Come applicare, dunque, le due nozioni di residenza e di domicilio a persone che sono senza una dimora fissa, cioè che non collegano stabilmente ad un luogo né il proprio patrimonio affettivo esistenziale nè quello reddituale o patrimoniale? Proprio di queste persone — girovaghi, artigiani itineranti, circensi, marinai e camminanti di ogni genere — dovette occuparsi, per i suoi specifici compiti funzionali, la legge anagrafica all’art. 2, co. 3, successivamente dettagliato dal regolamento anagrafico e dalle direttive dell’ISTAT (autorità nazionale di controllo delle anagrafi assieme ed oltre al Ministero dell’Interno).
Fu infatti l’ISTAT, nelle sue note illustrative della legge anagrafica e del regolamento, a suggerire l’istituzione in ogni Comune di una sessione speciale «non territoriale» nella quale fossero elencati e censiti come residenti tutti i senza tetto e i senza fissa dimora che desiderassero eleggere domicilio al fine di ottenere la residenza anagrafica, individuando allo scopo una via territorialmente non esistente.

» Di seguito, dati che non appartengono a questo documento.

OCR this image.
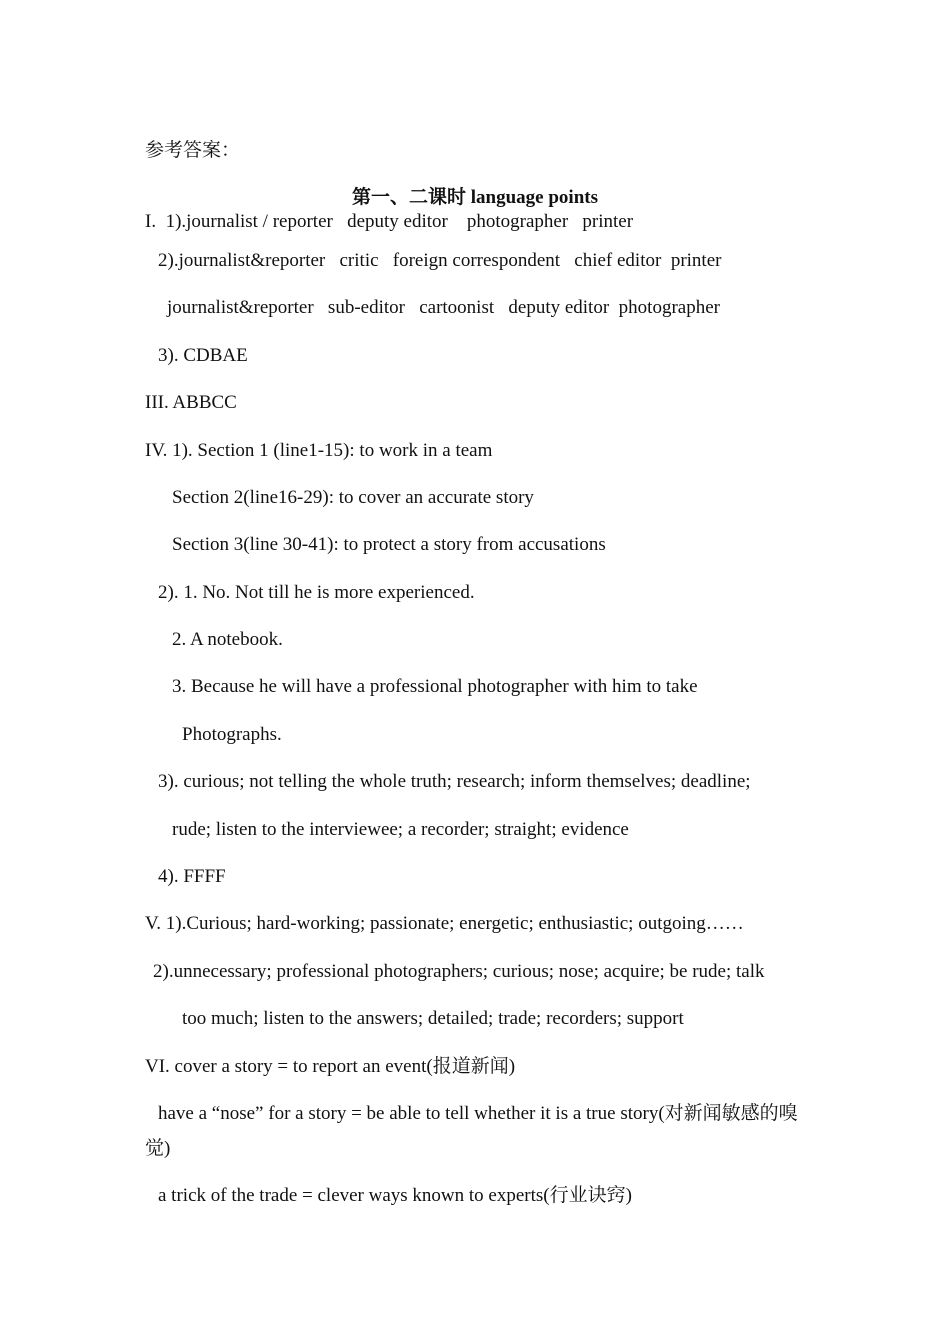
参考答案：
第一、二课时 language points
I.  1).journalist / reporter   deputy editor    photographer   printer
2).journalist&reporter   critic   foreign correspondent   chief editor  printer
journalist&reporter   sub-editor   cartoonist   deputy editor  photographer
3). CDBAE
III. ABBCC
IV. 1). Section 1 (line1-15): to work in a team
Section 2(line16-29): to cover an accurate story
Section 3(line 30-41): to protect a story from accusations
2). 1. No. Not till he is more experienced.
2. A notebook.
3. Because he will have a professional photographer with him to take
Photographs.
3). curious; not telling the whole truth; research; inform themselves; deadline;
rude; listen to the interviewee; a recorder; straight; evidence
4). FFFF
V. 1).Curious; hard-working; passionate; energetic; enthusiastic; outgoing……
2).unnecessary; professional photographers; curious; nose; acquire; be rude; talk
too much; listen to the answers; detailed; trade; recorders; support
VI. cover a story = to report an event(报道新闻)
have a “nose” for a story = be able to tell whether it is a true story(对新闻敏感的嗅
觉)
a trick of the trade = clever ways known to experts(行业诀窍)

Fu dunque detto all’ufficiale di anagrafe di non fare indagini sull’abitualità del domicilio del senza fissa dimora, perchè questo era sostanzialmente oggetto di una libera elezione da parte sua. Ed in tal senso si espresse lo stesso Ministero dell’Interno. Significativa, al riguardo, la Circolare n. 1 del 1997, di cui riporto solo questo breve passaggio: «Per alcune particolari categorie di persone nei cui confronti non è riscontrabile il requisito della dimora abituale, la legge anagrafica n. 1228 del 24 dicembre 1954 ha preso in considerazione un solo Comune, e cioè quello eletto a domicilio dall’interessato».
Eleggere il domicilio ai fini anagrafici è stata dunque, sin qui, una scelta incondizionatamente libera ed esclusiva del richiedente l’iscrizione anagrafica come senza fissa dimora; a condizione, ovviamente, che davvero si trattasse di una persona senza alcuna dimora stabile.
La domanda che ora ci poniamo — non irrilevante per comprendere correttamente le più recenti novità legislative — è se sia stata corretta l’interpretazione data negli anni passati dall’Amministrazione (sia l’ISTAT che il Ministero dell’Interno) dell’art. 2, co. 3 della legge anagrafica (che anche a seguito della recente novella rimane immutato), nell’intendere il riferimento al domicilio come una libera elezione del richiedente, pur trattandosi, indubbiamente, di una figura normativa di domicilio non automaticamente coincidente con quella di un semplice domicilio elettivo dedicato alla cura di un singolo affare. […]

Tratto da Lo Stato Civile, 11/2009, 834 ss.